Esra kahkaha atıp ellerini boynuma doladı.
Songül şok şekilde bize bakıyordu emindim. Ona bakmadan kucağıma almama rağmen Fırat Songül'ün kulağına bir şey fısıldadı.

"Sana eşcinsel bara gelmeyelim dedim demi. "

Songül "öhm öhm." Diye öksürdü. Esra göz ucuyla etrafına baktı.

"Burda herkes yiyişiyor. Size de oda ayarliyim. Birazdan odaya geçicez biz. Siz de geçin. Sonuçta sadece yiyişen biz değiliz. Öksürmenize gerek yok."

Ben Esra'yı alıp bizim olan odaya doğru götürdüm. Kapıyı zor da olsa açıp yatağa attım.

Şehvetle baktım ona. Üstüne atlayıp elbisesini yırttım.

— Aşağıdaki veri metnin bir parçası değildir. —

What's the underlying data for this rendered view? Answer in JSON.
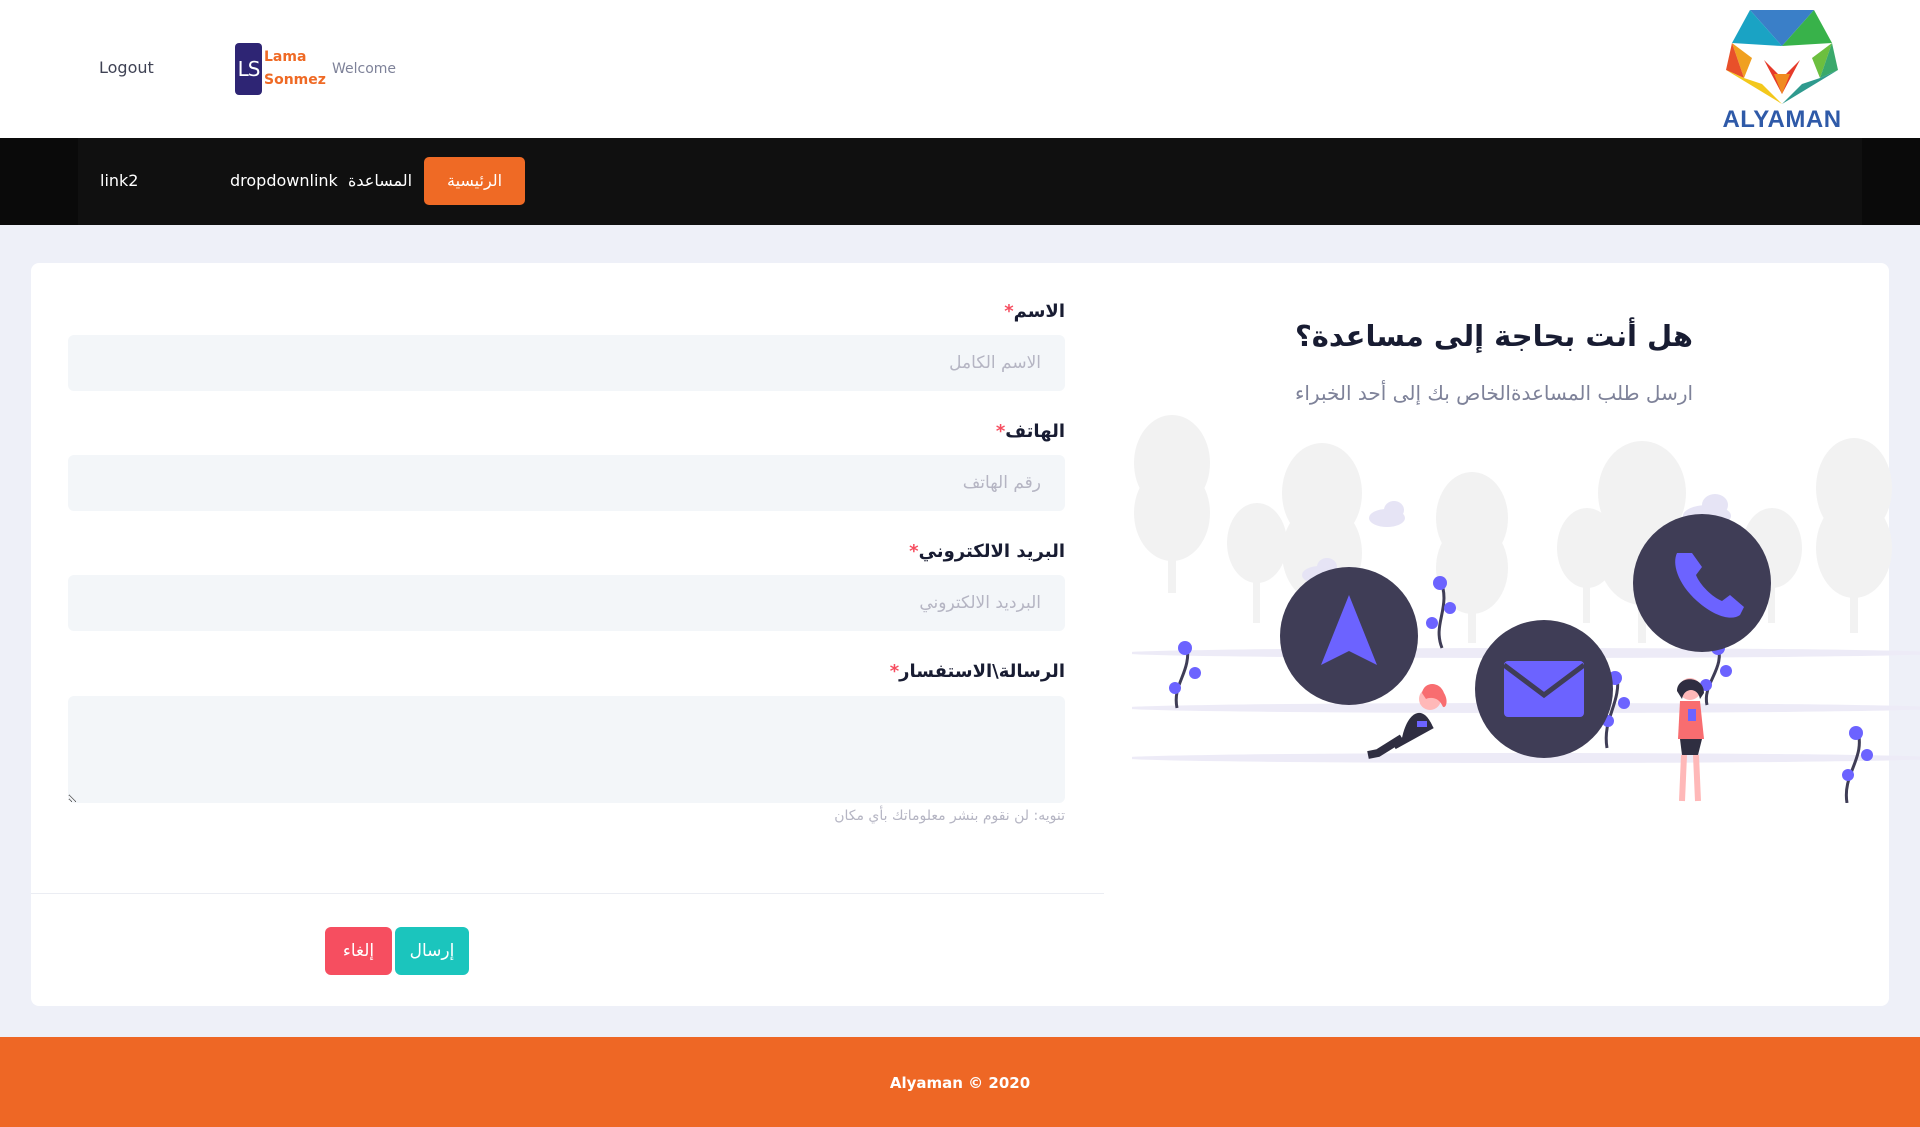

"Senin yüzünden elbisem kalmadı. "

"Alırız nolucak. Sen de bu kadar boyla bu kadar seksi giyinme. " sırıttım. O da kahkaha attı. Birden gülüşü durdu.

"Sadie..."

"Hım"

dedim sütyeninin arasını öperken.

"Biraz beklesen ben ağda yapsam. "

Durup yüzüne baktım.

"Tamam" deyip gitmesini izledim.

Yatağa uzanıp gelmesini beklerken uyuyakalmamak için zor tutuyordum.
Songül kıskandı mı acaba? Neden sinirli bakıyordu biz öpüşürken. Acaba Selin mi o? Selin'i düşünürken kalbim acıdı. Uyuyunca geçer mantığıyla gözlerimi kapatıp uykuya bıraktım.